Lee, along with co-principal investigator Daniel Mroczek, PhD, professor of medical social sciences and director of the Lifespan Personality and Health Lab at Northwestern University's Feinberg School of Medicine, will build a unique "cradle-to-grave" dataset that tracks the life span of three Boston-based cohorts of men who have been followed by researchers for over half a century, and augment the dataset with information on their siblings. Using this rich dataset, the study team will evaluate whether and how childhood adversity in the socioeconomic, environmental and psychosocial domains bring about Alzheimer's disease and related dementias, cardiometabolic disease and premature death in later life.

"Scientists have been unable to fully understand the effects of early adversity on later-life health in large part because there is inadequate 'lifespan data' collected from birth to death to help map the sequelae of early adversity over age," said Lee.
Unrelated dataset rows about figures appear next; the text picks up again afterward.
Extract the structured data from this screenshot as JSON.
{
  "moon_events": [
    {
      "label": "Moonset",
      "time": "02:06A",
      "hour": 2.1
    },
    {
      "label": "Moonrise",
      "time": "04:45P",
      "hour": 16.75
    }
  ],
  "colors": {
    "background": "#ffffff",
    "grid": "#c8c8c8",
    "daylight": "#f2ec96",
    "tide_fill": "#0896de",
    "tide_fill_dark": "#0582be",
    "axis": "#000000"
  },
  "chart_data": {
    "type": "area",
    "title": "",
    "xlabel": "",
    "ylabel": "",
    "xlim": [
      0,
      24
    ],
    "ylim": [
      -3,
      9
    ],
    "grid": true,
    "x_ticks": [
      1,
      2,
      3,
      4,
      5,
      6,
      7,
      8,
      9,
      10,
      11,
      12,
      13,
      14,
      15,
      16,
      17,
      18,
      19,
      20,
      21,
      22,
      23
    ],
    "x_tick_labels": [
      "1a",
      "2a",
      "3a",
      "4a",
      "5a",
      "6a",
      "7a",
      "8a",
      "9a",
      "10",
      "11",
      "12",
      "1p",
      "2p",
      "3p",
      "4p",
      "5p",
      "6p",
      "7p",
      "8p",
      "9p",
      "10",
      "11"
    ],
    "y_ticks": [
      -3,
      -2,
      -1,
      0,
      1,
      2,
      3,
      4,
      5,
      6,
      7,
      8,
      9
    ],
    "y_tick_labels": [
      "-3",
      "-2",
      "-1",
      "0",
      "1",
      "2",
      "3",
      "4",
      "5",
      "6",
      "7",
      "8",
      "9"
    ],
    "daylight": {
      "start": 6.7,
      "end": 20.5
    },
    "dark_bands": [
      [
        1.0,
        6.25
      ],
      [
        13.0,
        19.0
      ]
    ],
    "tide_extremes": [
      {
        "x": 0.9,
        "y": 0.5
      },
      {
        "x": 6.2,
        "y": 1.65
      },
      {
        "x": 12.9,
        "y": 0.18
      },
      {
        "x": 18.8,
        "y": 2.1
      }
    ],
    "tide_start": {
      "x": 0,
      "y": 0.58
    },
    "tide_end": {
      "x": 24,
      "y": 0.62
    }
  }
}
Bringing together three of the longest-running studies of adult lives, BEAMS will further enrich these studies with prospective information on early-life circumstances and later-life health through linkages to multiple administrative databases, such as Decennial Census, hospital birth records, and military records. "Given the wealth of mid- and later-life data we have already collected on these cohorts over decades, the cradle-to-grave dataset created in BEAMS will afford rare opportunities to test exceptionally long-term, explanatory pathways from early adversity to later-life health," explained Mroczek.